Llibert Cuatrecasas est le secrétaire général des Affaires européennes du Gouvernement catalan. Dans le cadre ses fonctions, il est président du Congrès des pouvoirs locaux et régionaux de l’Europe du Conseil de l’Europe, ainsi que vice-président de la Chambre des Régions.

M. Cuatrecasas a assumé la présidence du récent Groupe de travail « Régions à pouvoir législatif » qui se déroulait à Barcelone au mois de novembre 2000. Fédérations a discuté avec lui du rôle des régions à pouvoir législatif au sein de la nouvelle Europe.

Fédérations : Pouvez-vous décrire le rôle du Groupe de travail « Régions à pouvoir législatif »?

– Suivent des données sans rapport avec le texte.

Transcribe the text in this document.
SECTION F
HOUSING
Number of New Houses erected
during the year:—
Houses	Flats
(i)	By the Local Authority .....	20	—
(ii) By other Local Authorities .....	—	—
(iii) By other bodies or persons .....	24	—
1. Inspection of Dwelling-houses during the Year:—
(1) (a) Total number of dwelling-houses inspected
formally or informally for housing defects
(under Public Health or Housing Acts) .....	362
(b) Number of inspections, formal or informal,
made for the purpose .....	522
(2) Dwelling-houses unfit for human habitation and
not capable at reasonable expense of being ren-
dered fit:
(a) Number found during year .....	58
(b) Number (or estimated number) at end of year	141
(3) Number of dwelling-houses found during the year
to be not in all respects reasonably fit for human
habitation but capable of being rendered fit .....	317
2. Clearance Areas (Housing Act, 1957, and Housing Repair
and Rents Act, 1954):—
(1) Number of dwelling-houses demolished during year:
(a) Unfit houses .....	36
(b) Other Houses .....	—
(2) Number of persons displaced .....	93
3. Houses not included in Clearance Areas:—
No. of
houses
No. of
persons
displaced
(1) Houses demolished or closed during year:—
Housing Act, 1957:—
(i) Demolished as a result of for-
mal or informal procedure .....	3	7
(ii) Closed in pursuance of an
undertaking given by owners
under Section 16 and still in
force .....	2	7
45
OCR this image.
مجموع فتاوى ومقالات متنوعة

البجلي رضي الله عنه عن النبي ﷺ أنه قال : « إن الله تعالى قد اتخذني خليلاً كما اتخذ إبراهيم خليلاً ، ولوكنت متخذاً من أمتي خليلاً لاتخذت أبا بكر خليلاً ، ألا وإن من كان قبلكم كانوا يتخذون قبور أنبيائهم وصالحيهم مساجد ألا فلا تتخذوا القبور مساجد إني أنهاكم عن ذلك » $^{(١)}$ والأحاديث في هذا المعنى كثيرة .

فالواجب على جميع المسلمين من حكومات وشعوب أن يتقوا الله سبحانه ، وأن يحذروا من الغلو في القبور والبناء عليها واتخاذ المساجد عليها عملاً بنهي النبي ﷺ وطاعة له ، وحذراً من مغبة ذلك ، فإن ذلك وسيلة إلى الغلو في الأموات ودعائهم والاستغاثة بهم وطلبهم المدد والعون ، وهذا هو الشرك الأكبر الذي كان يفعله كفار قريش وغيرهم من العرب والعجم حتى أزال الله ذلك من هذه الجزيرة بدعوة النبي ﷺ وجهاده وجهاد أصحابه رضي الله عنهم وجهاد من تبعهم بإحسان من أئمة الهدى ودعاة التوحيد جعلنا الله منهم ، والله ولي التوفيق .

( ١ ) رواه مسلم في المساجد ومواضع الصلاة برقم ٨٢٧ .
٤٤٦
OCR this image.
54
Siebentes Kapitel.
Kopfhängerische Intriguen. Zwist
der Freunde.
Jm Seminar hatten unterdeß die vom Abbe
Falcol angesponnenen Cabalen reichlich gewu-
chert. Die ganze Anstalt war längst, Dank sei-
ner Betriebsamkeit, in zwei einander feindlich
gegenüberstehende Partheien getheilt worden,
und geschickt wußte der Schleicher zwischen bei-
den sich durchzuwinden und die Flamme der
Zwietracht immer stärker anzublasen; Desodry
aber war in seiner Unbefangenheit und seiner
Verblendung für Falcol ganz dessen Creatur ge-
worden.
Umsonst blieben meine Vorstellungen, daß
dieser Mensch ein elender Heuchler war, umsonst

M. Cuatrecasas : Il s’agit d’un groupe de travail mis sur pied par la Chambre des Régions du Congrès des pouvoirs locaux et régionaux de l’Europe. Au fur et à mesure de l’évolution de la région européenne, on s’est rendu compte que la situation des régions à pouvoir législatif s’avérait différente sur les plans politique et légal. C’est probablement au sein de l’Union européenne que cette situation légale particulière est la plus apparente.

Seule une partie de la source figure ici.